What have your learned about yourself as a performer while you’ve been on tour with WICKED?
This is my first Equity contract and first big theatre job out of college, so as a young performer thrown into this world I feel like I’m constantly learning. I’d say I’ve definitely figured out how to take care of my body to get through the 8 show week. One of my first times on as Glinda I got to do the four show weekend, and I was so nervous. It was tough, but I finished with energy to spare, and it helped to prove to myself that I was a lot stronger than I thought I was.
What have been some of your favorite “sightseeing” places to visit while on tour?
It’s totally dorky, but the most unique and fun place I’ve been is the Jelly Belly Factory in California! We got a private tour of the factory where we learned all the jelly bean secrets (of which there are many) and (umm best part) tons of samples. Granted it’s not really “real sightseeing”, but we’ve done plenty of that – and this was an experience I never would have had had we not been playing Sacramento.
You appeared on an episode of the television series 30 ROCK, what was that experience like?
I loved every second of it. The role was so much fun, totally silly and perfectly 30 Rock – an innocent Midwestern girl who comes to NYC with hopes and dreams of becoming a prostitute. I got to hang out on set all day, get made up in full-blown drug addict makeup, sing, tramp around in fishnets and high heels, and trade jokes with Alec Baldwin.
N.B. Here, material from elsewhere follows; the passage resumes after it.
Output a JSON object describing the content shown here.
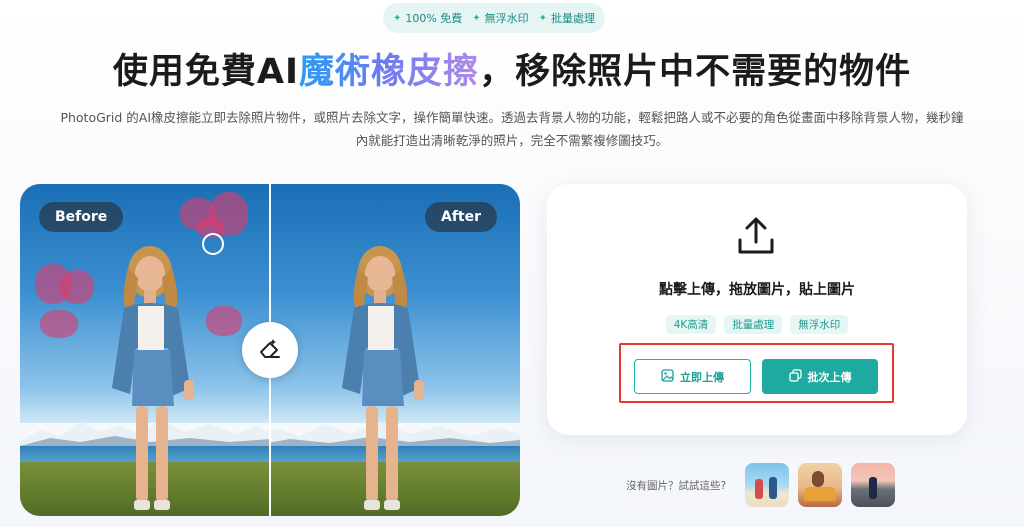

The crew was so nice and honestly just the happiest group of people I’ve ever met. A lot of them had been there since the very first season six years ago, and you could really tell they were all one big family. Everyone just laughed the whole day – myself included. I swear, Tina Fey has the best job in the world!
Are there any dream roles you’d like to play?
Off the top of my head, I’d love to do Juliet in R&J, Amalia in SHE LOVES ME, Dot in SUNDAY IN THE PARK WITH GEORGE, and Little Red in INTO THE WOODS. I’m sure the list will keep growing, especially since musical theatre nowadays has been writing so many great parts for women. I’m drawn to those ingenues with a little sass and lots of personality; they’re always the most fun to play!
What advice would you give to aspirating performers?
The mantra that I always tell myself is: “You are enough.” When it gets difficult (and it doesn’t matter who you are, it will) you have to keep believing that you – at the core of your being – have something unique and wonderful to offer this world, and that you matter. Because you truly, truly do. Saying “I’m an actor” is scary and overwhelming, and at times success can feel so far out of your grasp. But if you know deep in your heart that this life is what you were born to lead, then you have a responsibility to yourself to give it everything you have. Train, ask questions, work hard, be gracious; life this life as fully and deeply as you know how. Experience the struggle and live it, day by day. Because for every time you feel like giving up, there are a hundred other times where your heart is so full you’ll wonder how you ever could.